Another way I know it has influenced our culture (and we try not to talk about this too much): people seeking out HIV positive partners in order to get HIV — known as bugchasing. If the destination of any sexual contact is the little death then these individuals want a chance at the big one. I can understand this motivation without underwriting the practice: in reading online interviews with these bugchasers, besides the search for the “ultimate thrill” to wanting to hold on their HIV positive partners “desperate and afraid”, one of the sentiments that struck me was “as a gay man, I was always told that I had it and not having it made me feel incomplete”. How does a community that has been kicked in the guts so much stand at all? And when it does, why can’t it do anything it wants to do? How does a community that has survived something that nearly killed them all keep going? How does this community not feel invincible?
Care isn’t something that creeps up on our community during crisis alone. It has become practice, ritual and necessary. So: I’m not afraid of death. And it isn’t just because I’m queer, femme and a body that doesn’t conform, although it has only bolstered the feeling.
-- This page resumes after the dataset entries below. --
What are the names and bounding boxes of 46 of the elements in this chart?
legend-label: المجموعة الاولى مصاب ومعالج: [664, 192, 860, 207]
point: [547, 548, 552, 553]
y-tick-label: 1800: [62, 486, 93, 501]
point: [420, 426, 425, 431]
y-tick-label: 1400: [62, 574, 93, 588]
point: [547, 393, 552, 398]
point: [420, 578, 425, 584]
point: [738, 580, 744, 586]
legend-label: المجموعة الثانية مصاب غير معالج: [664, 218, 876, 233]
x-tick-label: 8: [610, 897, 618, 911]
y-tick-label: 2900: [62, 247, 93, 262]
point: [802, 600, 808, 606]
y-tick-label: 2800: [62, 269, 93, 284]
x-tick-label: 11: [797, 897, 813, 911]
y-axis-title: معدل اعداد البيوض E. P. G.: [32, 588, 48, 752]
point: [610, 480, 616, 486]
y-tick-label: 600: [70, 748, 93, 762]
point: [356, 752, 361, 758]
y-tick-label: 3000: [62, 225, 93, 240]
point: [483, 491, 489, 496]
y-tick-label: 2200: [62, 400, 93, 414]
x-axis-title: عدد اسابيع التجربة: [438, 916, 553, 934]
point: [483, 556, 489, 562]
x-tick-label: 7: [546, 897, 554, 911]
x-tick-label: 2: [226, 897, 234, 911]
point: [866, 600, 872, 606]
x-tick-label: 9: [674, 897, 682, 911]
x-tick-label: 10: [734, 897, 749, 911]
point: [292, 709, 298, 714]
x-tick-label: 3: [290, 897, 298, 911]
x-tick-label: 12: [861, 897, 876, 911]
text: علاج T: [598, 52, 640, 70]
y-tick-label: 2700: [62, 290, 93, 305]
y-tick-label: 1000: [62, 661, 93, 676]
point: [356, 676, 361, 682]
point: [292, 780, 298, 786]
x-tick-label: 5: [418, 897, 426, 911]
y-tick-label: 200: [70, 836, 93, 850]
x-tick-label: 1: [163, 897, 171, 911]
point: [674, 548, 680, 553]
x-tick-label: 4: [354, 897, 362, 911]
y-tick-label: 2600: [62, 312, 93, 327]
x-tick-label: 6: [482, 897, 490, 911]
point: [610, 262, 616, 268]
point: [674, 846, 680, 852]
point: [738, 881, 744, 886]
I’m more interested in the kinds of actions, gestures and moves that we make while we’re living. And I wonder if everyone should be allowed to make these negotiations for themselves. How does an entire community learn to take care of itself when it has always been labelled dirty and diseased? I think we're still learning, it is work and we will do it. We always have taken care of our own: either ways. How do marginalised communities trust a politicised system — the medico-legal institution — in these times? We’ll just have to wait and see. It won’t be a unified response that’s certain. And till then, everyone will just have to be happy with being on their high horse.